As this progress is made, none of us are required to take after the women we see starring on screen, just as men would be well advised not to emulate Bond or Tony Stark too much. But we can certainly take some cues from the new generation of film heroines, and realistically there’s going to be some subconscious influence anyway. That’s basically what pop culture and entertainment do. So with that in mind, I wanted to look at some of the most inspiring big screen heroines we’ve seen in recent years from a fashion standpoint.
Lorraine Broughton (Charlize Theron)
I mean, could I possibly have started anywhere else? I already mentioned that Ms. Theron is arguably the industry’s leading action star, and she really flexed her muscles in Atomic Blonde, a highly stylish film in which she played a double, or maybe triple, or maybe quadruple agent. To adequately describe the fabulous quality of her look in this film would take words I just don’t fully possess, so instead I’ll just repeat this headline: Charlize Theron kicks ass in Atomic Blonde while wearing Dior, Saint Laurent, and Burberry. Seriously, if anyone ever wanted an ultimate cinematic fashion icon, why not a gorgeous spy who does Keanu Reeves-worthy stunts in clothes that look fresh off the runway?

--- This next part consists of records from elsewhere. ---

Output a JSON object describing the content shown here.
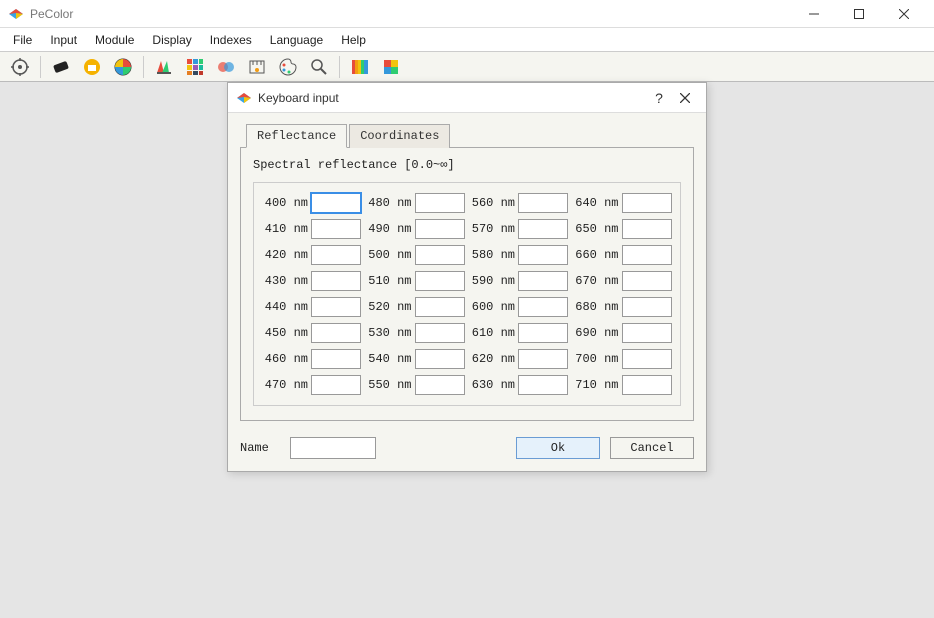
{
  "window": {
    "title": "PeColor"
  },
  "menu": {
    "items": [
      "File",
      "Input",
      "Module",
      "Display",
      "Indexes",
      "Language",
      "Help"
    ]
  },
  "toolbar": {
    "icons": [
      "settings",
      "swatch",
      "folder",
      "color-wheel",
      "palette",
      "color-grid",
      "layers",
      "ruler",
      "paint-palette",
      "magnifier",
      "spectrum",
      "hue-grid"
    ]
  },
  "dialog": {
    "title": "Keyboard input",
    "tabs": {
      "reflectance": "Reflectance",
      "coordinates": "Coordinates",
      "active": 0
    },
    "caption": "Spectral reflectance [0.0~∞]",
    "wavelengths": {
      "col1": [
        "400 nm",
        "410 nm",
        "420 nm",
        "430 nm",
        "440 nm",
        "450 nm",
        "460 nm",
        "470 nm"
      ],
      "col2": [
        "480 nm",
        "490 nm",
        "500 nm",
        "510 nm",
        "520 nm",
        "530 nm",
        "540 nm",
        "550 nm"
      ],
      "col3": [
        "560 nm",
        "570 nm",
        "580 nm",
        "590 nm",
        "600 nm",
        "610 nm",
        "620 nm",
        "630 nm"
      ],
      "col4": [
        "640 nm",
        "650 nm",
        "660 nm",
        "670 nm",
        "680 nm",
        "690 nm",
        "700 nm",
        "710 nm"
      ]
    },
    "name_label": "Name",
    "name_value": "",
    "ok": "Ok",
    "cancel": "Cancel"
  }
}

Diana Prince/Wonder Woman (Gal Gadot)
There’s actually not too much to glean from Gal Gadot’s Wonder Woman from a fashion perspective, given that she spends much of the film in boots, a skirt, and assorted leather warrior garb. Nevertheless, Gadot deserves mention here as arguably the preeminent feminist statement of the current decade in cinema, who’s got young women all over the world looking up to her. Warrior garb works if, you know, you’re saving the world or fighting on a mythical Greek-ish island. But there is one look Gadot pulls off that’s more or less a clinic of how to wear a beautiful gown. Granted, she sheathes a sword down the back of it, but the blue dress she wears when she has to infiltrate the villains’ party is breathtaking.
Lara Croft (Alicia Vikander)
If you thought I was only going for the fancy stuff, Lara Croft should make for a nice contrast. This is a character that’s been around for a while, and her trademark ready-for-fighting tank top is sort of iconic in its own right. It was made famous by ‘90s video games and Angelina Jolie (who used to play this role), and was brought back in this game for the internet slot community even before Alicia Vikander revived the character on screen. But Vikander, while pulling off the same look in plenty of her scenes, also brought a new meaning to the idea of cool casual. Wearing vaguely military-toned boots, pants, tanks, tees, and jackets, she spent the first third of the film putting on a clinic in how to look awesome (and a little badass) in clothes on which the label really doesn’t matter.
This is the newest character on this list. Rihannas’s 8-Ball was part of the crew in Ocean’s 8, and seemingly the only one in the group who didn’t stock her wardrobe entirely from midtown Manhattan. This article on the style behind the film actually specifically notes the stylists’ fun in dressing Rihanna’s character who, basically, is supposed to look like a real person. The result is an ultra-casual but ultra-cool look that, combined with the actress’s persona, was a clinic in how to dress like you don’t care who sees it. The character also gets decked out in a gorgeous gown for the Met Gala later in the film though, with the transformation serving as a nice reminder that anyone can dress up or down to pretty much any extent, regardless of one’s personal style.